We need to reinvent @Danone. That’s why we are announcing today a new organization. Local is a way to regain control over our food. The decisions we are announcing today will enable us to return very quickly to our profitable growth equation. https://t.co/dvQFS3P9tp— Emmanuel Faber (@EmmanuelFaber) November 23, 2020
In total, the group is targeting an overall saving of €1 billion euros between now and 2023, with the objective of putting the company on the path to profitable growth.
Over the first nine months of this year, turnover fell 5.4 percent to €18 billion. The Covid-19 pandemic and the subsequent closure of restaurants and bars hit the sales of bottled water such as Evian and Volvic, which fell by over 20 percent.
Danone's shares, which stood at around €75 this time last year, have plummeted since the start of the pandemic to €46 at the end of October.
Rushing into the future
According to CGT trade union coordinator at Danone, Denis Enfer, Faber is just "playing his role [as CEO]" and finds himself having to "keep the promises made to the financiers".
Danone "has embarked on a race for profitability with Coca-Cola and Nestlé, which he will never manage to keep up", says Enfer, referring to the restructuring move as a "headlong rush".

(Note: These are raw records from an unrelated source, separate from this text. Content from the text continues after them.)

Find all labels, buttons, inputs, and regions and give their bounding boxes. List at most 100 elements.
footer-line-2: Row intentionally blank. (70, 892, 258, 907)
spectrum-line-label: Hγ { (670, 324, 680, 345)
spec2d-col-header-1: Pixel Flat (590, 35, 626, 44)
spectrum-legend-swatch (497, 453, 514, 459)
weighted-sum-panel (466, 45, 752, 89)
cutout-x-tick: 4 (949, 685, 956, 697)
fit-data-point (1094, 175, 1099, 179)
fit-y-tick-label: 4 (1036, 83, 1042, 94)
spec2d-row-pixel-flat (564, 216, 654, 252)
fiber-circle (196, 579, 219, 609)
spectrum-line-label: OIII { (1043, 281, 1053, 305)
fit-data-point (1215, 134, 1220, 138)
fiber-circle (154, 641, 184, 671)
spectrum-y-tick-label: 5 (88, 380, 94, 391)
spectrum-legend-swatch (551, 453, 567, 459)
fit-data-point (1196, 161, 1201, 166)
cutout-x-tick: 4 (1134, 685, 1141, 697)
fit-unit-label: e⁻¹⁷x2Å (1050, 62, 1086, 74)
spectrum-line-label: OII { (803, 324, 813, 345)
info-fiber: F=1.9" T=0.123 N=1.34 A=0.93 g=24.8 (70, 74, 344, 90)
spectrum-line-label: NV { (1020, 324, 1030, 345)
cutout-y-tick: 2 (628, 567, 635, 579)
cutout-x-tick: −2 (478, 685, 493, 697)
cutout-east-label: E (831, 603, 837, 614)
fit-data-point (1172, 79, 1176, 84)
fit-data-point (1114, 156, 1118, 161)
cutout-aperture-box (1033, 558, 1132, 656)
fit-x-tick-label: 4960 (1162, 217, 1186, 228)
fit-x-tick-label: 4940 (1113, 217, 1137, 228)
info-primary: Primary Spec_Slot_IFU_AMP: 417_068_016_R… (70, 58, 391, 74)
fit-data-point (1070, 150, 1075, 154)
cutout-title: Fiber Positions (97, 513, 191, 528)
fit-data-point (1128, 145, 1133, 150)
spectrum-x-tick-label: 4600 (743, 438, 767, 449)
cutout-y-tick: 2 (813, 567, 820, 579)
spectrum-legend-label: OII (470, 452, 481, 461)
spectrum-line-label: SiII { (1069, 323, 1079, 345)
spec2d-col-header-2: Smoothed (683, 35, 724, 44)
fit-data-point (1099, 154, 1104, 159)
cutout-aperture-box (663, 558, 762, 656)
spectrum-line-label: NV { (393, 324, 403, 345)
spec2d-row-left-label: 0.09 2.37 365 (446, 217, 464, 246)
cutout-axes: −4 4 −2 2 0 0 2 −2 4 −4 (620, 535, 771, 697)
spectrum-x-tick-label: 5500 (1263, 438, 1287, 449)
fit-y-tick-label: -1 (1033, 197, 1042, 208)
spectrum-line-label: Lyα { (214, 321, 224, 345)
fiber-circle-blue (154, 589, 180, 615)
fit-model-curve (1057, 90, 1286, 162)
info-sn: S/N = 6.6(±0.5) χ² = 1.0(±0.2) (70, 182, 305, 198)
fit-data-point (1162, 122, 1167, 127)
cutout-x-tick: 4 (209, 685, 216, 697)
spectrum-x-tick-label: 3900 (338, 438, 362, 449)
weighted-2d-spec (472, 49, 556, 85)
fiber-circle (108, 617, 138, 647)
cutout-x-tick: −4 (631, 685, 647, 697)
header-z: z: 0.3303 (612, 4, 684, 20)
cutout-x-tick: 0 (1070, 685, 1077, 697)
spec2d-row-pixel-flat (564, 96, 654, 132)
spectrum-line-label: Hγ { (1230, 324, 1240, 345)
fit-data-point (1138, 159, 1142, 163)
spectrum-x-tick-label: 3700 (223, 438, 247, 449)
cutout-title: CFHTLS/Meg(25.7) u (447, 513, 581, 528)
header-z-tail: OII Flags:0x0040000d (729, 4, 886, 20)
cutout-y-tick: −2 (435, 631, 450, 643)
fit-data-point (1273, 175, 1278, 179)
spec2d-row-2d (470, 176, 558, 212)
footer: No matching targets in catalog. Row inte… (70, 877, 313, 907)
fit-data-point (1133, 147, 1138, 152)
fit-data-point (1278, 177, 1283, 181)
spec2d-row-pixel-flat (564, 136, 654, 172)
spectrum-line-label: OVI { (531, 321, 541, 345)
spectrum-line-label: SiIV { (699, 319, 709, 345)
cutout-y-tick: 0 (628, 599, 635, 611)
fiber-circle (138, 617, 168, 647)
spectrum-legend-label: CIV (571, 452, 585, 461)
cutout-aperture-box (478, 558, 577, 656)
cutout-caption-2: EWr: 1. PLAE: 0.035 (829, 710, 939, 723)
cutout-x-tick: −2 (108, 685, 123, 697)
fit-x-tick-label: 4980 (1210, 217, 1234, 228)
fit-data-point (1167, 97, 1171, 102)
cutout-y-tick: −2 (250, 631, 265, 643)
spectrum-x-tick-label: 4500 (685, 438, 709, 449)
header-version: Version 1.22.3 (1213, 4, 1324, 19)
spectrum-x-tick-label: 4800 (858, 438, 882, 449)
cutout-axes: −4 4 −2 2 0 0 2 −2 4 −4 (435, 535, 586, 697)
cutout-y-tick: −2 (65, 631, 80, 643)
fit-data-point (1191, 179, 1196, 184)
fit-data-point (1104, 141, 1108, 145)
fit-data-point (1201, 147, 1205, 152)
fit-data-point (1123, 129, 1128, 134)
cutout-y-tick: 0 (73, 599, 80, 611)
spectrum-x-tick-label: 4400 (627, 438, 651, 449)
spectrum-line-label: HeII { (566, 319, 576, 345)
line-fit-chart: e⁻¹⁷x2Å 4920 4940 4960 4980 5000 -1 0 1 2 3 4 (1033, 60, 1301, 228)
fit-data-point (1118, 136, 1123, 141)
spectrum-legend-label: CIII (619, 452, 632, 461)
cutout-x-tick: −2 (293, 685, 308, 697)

For the CEO, the Covid-19 pandemic has sounded "like an alarm".
"[Absorbing] external shocks and the volatility of our environment must lead to the creation of a safety margin" - a "floor" below which profitability can not be allowed to drop.
Faber expects Danone to return to "profitable growth" in the second half of 2021, and a return to a "pre-Covid margin" greater than 15 percent by 2022.